I love that line so much because I’d like for it to be true of me (okay granted I’m a little peculiar on my own but humor me for a bit longer). I think there is something to be said about the way Hugo’s Bishop saw the world and the people around him. It seems to me that his perspective on this was deeply Christian in a way that I haven’t quite mastered yet. I mean, he wasn’t overly concerned with himself and recognized that he could live on very little so that others could have what they needed. And, he took in someone that no one else would – because he saw it as something that Jesus called him to do. Now that sort of thing is exactly why Hugo said the Bishop had a “strange, idiosyncratic way of looking at things” and that he got it from the Gospel.

And that’s true, you know? The Gospel gives a strange shape a Christian worldview because it calls us to love God and love neighbor in specific sorts of ways. For instance, the gospel calls Christians to think of others as more significant than themselves. Well, how does that play out in a pandemic? The gospel also calls Christians to pray without ceasing and to actually believe that God hears us when we pray and answers our prayers. The gospel calls Christians to trust God in all our circumstances which means that we are able to take risks to make sure that the needs of others are being met – even if we have to sacrifice to do it. The gospel also calls us to lament over the broken things of the world and yet to do so not as people without hope – because our hope is built on Jesus  – and thus we acknowledge our mortality but we also hold out for eternal life through Christ. And the gospel calls us to offer grace to others.

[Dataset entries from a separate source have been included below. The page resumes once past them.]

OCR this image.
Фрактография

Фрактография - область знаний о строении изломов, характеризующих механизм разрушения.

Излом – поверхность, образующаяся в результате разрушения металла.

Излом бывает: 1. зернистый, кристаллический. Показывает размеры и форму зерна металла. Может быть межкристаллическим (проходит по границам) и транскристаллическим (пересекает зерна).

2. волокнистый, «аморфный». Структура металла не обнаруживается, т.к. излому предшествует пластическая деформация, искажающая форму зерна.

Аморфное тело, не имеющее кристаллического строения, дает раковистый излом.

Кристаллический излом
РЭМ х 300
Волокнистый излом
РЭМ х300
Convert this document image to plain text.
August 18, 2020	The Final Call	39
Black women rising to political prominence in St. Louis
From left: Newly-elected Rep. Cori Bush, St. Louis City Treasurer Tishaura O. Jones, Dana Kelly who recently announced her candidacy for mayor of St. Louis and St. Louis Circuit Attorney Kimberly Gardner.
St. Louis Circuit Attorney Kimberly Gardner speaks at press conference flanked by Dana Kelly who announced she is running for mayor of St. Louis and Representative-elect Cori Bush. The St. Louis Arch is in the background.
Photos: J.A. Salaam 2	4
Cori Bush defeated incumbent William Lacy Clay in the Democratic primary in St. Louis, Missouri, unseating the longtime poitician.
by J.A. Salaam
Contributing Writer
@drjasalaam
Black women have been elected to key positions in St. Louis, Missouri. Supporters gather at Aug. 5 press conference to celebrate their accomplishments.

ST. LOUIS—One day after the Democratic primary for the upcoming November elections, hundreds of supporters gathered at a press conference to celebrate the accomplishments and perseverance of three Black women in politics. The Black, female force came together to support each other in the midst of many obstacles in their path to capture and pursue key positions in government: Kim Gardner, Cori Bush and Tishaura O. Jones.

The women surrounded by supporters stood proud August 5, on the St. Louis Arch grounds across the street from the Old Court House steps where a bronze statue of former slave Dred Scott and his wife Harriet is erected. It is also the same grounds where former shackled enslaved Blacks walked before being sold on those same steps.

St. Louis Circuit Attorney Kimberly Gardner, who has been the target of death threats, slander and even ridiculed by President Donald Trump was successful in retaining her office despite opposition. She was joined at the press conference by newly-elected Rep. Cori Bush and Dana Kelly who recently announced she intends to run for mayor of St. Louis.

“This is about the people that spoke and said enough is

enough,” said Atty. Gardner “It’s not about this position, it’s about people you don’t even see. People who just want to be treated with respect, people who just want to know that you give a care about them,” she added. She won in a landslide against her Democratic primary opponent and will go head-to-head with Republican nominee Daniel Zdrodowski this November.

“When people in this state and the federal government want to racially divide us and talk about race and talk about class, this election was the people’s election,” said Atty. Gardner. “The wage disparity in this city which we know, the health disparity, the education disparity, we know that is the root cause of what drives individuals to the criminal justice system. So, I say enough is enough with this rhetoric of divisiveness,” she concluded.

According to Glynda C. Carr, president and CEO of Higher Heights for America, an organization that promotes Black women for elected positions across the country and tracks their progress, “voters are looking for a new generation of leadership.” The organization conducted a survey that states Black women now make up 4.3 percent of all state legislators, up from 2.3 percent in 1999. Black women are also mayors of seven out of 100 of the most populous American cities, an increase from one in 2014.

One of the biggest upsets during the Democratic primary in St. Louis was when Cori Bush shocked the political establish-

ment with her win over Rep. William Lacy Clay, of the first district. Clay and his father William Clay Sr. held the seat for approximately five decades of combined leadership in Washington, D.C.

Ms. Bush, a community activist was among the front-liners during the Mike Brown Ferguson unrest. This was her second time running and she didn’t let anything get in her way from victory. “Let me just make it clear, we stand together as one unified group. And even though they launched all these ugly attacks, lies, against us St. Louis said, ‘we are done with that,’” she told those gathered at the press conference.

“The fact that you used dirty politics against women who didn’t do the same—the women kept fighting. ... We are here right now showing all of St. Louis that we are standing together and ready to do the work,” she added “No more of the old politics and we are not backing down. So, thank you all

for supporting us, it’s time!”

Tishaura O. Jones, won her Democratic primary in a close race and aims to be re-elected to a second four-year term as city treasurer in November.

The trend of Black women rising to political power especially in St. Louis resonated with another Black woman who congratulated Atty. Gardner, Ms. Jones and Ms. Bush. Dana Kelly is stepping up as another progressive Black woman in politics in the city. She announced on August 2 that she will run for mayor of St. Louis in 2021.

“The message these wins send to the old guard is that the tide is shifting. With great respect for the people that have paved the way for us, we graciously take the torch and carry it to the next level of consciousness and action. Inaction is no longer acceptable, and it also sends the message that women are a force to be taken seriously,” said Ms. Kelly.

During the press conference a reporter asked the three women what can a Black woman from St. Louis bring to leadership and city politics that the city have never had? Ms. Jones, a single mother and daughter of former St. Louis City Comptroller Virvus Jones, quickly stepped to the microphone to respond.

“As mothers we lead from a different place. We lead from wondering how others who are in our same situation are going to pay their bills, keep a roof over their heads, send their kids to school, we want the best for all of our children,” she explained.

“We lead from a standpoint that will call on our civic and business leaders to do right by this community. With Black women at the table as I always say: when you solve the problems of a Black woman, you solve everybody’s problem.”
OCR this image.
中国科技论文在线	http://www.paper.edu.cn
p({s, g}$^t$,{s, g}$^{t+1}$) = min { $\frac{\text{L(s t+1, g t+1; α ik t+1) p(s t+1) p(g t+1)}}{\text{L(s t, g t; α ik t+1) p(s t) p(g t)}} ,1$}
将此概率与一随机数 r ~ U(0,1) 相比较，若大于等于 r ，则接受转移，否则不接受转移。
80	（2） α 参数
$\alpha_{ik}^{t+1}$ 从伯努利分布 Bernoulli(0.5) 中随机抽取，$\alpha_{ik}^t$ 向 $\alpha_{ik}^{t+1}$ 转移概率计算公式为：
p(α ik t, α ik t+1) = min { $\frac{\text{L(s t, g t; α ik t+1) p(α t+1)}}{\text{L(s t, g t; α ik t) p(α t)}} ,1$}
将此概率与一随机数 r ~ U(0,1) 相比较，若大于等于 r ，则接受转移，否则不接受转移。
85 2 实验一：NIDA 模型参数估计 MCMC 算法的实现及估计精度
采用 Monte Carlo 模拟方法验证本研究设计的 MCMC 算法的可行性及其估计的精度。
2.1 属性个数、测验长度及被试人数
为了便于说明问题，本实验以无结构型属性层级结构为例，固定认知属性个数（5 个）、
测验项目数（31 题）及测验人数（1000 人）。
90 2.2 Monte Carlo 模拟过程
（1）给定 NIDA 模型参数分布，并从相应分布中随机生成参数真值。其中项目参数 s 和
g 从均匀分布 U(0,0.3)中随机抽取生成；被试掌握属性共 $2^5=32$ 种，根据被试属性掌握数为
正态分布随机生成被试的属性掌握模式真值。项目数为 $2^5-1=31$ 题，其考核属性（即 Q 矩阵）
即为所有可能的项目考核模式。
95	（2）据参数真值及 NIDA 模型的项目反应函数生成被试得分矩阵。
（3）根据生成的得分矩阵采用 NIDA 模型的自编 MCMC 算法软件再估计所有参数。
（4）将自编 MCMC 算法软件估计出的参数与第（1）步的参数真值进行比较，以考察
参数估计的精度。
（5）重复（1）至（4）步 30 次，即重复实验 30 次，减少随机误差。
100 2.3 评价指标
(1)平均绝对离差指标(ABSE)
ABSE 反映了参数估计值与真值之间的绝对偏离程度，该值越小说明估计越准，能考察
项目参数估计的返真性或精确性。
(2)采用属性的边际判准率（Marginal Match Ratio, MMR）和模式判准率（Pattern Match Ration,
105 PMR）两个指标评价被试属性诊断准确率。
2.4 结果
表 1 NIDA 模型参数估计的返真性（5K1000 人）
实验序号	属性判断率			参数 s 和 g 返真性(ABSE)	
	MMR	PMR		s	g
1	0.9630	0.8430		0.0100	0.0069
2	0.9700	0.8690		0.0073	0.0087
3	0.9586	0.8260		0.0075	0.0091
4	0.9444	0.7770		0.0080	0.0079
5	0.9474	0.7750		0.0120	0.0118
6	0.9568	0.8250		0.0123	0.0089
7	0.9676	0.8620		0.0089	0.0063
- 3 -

I’ve been at this Christian thing for a while now – working on three decades and so I’d like to say that I’m pretty good at all those things listed above – but I’d be lying if I did. That’s why I wish that line about Hugo’s Bishop was true of me. Because the truth is, they’ve been true about a lot of Christian folks throughout the ages. In fact, I think about the number of pastors like André Trocmé and other Christians who helped to hide Jews during World War II. I think of Christians who helped during the Civil Rights movement. Those folks had the right sort of strange – idiosyncratic view of the world that was linked to the gospel. Granted, I know this pandemic is nothing like those events but it does afford a unique opportunity to live out the Gospel.

And, and before you think that I’ve based all of this on some imaginative character made up by Hugo, there is something that you need to know about Victor Hugo’s Bishop in Les -Mgr-de-MiollisMisérables. Hugo developed the character of the Bishop of Digne from the life of a man named Charles-Francois-Melchior-Bienvenu de Miollis who was the actual Bishop of Digne. He was known for his simple lifestyle and his attention to the poorest members of his community – his devotion to Jesus; and, the real-life Bishop actually welcomed and helped a convict who had been imprisoned for 5 years for stealing a loaf of bread (Rose 1195). I suppose folks may have said that he had a strange, idiosyncratic way of looking at things and I suppose he may have gotten it from the Gospel.